4:4:4 colour is important for graphics. However, the film industry prefers 4:2:0, with 10-bit colour and HDR, over 4:4:4 with 8-bit colour and no HDR. Because of this, the new Blu-ray standard (BDA Completes UltraHD Blu-ray) is UltraHD/60Hz (4:20), with 10-bit colour and HDR. Aptovision’s BlueRiver uniquely supports this capacity within the 10Gbps envelope.
A problem with IP video is that data distribution can be asynchronous – i.e. going out in bursts that arrive at different times. Buffering solves this, but adds latency and can result in low frame rates and ‘choppy’ video, which many applications cannot accept. Aptovision’s ‘Adaptive Clock Re-synchronisation’ (ACR) was developed to solve this issue.
ACR is essentially a multiplexing technique. It weaves AV, 1GB ethernet and other signals together, along with an embedded clocking mechanism. It recovers clocks for audio and video at the decoder end, with ‘only a few’ lines of latency. This occurs whilst remaining synchronous to the source clock, across the network – even through an IP switch. Each signal can also be sent to any IP address independently. ‘Pretty powerful’, says Insight Media – and we’re inclined to agree.

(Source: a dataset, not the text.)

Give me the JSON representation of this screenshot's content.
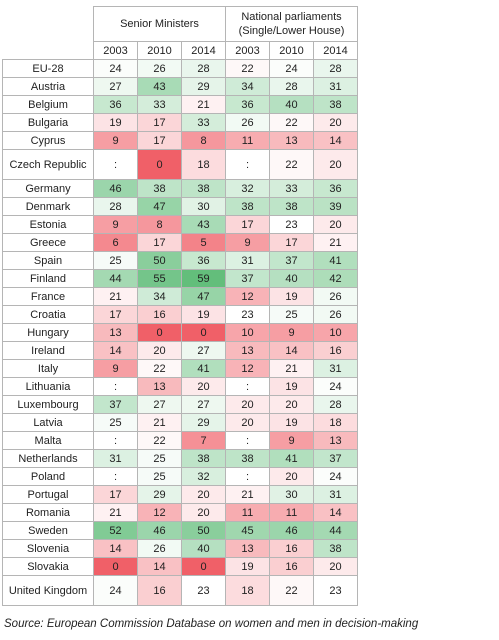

Several BlueRiver customers have already been announced. They include DVIGear, ZeeVee, Aurora Multimedia, Grandbeing, AvenView and IDK Corporation. DVIGear was showing a solution at Infocomm called the DN-100; this uses off-the-shelf 10Gbps technology to switch, extend and distribute uncompressed signals, in real-time, at resolutions up to UltraHD. Multiple signal types, such as HDMI, are accepted and distributed up to 100m over a single CAT-6a or CAT-7 cable.
The DN-100TX and DN-100RX support uncompressed video up to 4k/30p (4:4:4) and 4k/60p (4:2:0). DVIGear says that there are no artefacts or frame latency. Signals can be simultaneously routed in point-to-point, matrix switching, video wall and multiViewer (in 2016) modes, all in the same system.
Insight Media saw BlueRiver in action at the Display Summit, just before Infocomm. ZeeVee was using the technology, with a laptop as the source device to drive both an LED and an LCD video wall with common content. Two transmitters accepted the laptop’s HDMI output signal; these converted the signal for IP transmission and sent it over fibre, through an IP Netgear switch. A decoder at each display accepted the signal and converted it back to HDMI for delivery. ‘It worked flawlessly’, was the conclusion.